Auch Kurosawas Dauergast Toshiro Mifune („Zwischen Himmel und Hölle“) liefert einmal mehr eine völlig ausufernde Performance. Die Grenze zum Overacting lässt er in seiner überzogenen Gestik, Mimik und Körpersprache meilenweit hinter sich zurück und wirbelt somit unaufhaltsam durch die Szenerie. Was bei anderen Schauspielern oft für unfreiwillige Lacher sorgt, beherrscht Mifune in einer solchen Präzision, dass seine Darbietung zwar einerseits völlig realitätsfremd wirkt, andererseits innerhalb des filmischen Konstrukts gar meisterlich funktioniert. Die restlichen Darsteller erreichen zwar niemals den Grad an überbordende Ausdruckskraft wie Mifune, doch auch sie bemühen sich redlich um plastische und bedeutungsvolle Darbietungen, was wohl zu großen Teilen Kurosawas gekonnten Regieanweisungen zu verdanken ist. Die suggestiven Schauspielleistungen tragen unverkennbar zur Klasse des Films bei, ermöglichen sie es doch auf unnötige Dialoge zu verzichten und einen Großteil der Emotionen, Reaktionen, Meinungen und Beziehungen auf rein bildlicher Ebene dazustellen.

Final erweist sich „Rashomon“ neben seiner inszenatorischen und technischen Qualität vor allem als ein unglaublich intelligenter Film.
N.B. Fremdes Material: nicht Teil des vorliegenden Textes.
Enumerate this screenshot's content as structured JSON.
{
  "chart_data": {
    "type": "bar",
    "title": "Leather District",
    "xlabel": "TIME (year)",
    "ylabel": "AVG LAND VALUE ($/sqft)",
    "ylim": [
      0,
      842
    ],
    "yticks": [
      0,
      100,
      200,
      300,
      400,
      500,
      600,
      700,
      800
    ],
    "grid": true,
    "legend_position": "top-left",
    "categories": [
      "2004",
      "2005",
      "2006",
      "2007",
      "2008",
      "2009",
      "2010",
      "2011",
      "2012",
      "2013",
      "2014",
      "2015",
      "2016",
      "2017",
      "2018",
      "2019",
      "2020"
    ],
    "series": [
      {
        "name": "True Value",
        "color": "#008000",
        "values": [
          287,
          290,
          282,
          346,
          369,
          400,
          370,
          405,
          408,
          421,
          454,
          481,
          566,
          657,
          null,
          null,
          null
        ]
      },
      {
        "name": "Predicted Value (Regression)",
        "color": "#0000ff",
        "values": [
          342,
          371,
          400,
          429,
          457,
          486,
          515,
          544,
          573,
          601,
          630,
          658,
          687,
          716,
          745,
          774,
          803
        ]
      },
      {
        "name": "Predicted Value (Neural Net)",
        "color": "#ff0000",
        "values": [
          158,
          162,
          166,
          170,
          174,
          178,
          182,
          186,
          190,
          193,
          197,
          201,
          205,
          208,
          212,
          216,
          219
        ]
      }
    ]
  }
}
Die individuellen Aspekte von Wahrheit und Erinnerung reflektiert er ebenso feinfühlig wie er die tiefere Bedeutung dieser für den Zuschauer erfahrbar macht. Eindrucksvoll zeigt Kurosawa, dass es für alle Situationen unterschiedliche Sichtweisen gibt und dass sich die objektive Wahrheit im Gewirr der persönlichen Motivationen oftmals nicht ausmachen lässt. Denn letztlich stellt sich immer noch die Frage, ob die einzelnen Parteien absichtlich lügen oder ob ihre Version schon längst zur eigenen Wahrheit geworden ist. Fakt ist, dass jeder Charakter in seiner eigenen Geschichte als ehrenwerte Figur auftritt. Ob das nun beabsichtigte Selbstdarstellung oder bereits unterbewusste Einbildung ist bleibt offen. Und genau das macht „Rashomon“ auch so interessant.

Fazit

Akira Kurosawas Meisterstück „Rashomon“ ist nicht nur ein formal herausragendes, herrlich übertrieben gespieltes und äußerst kurzweiliges Werk, sondern besticht vor allem durch eine extrem vielschichtige Auseinandersetzung mit Lüge und Wahrheit. Durch zahlreiche inszenatorische Kniffe setzt der Film den Zuschauer selbst in die Position des Beurteilers und letztlich bleibt es auch diesem überlassen, wie er den Film letztlich interpretiert. Ein Meisterwerk, das seiner Zeit weit voraus war und wohl auch noch in 50 Jahren mit ehrlicher Begeisterung aufgenommen werden wird.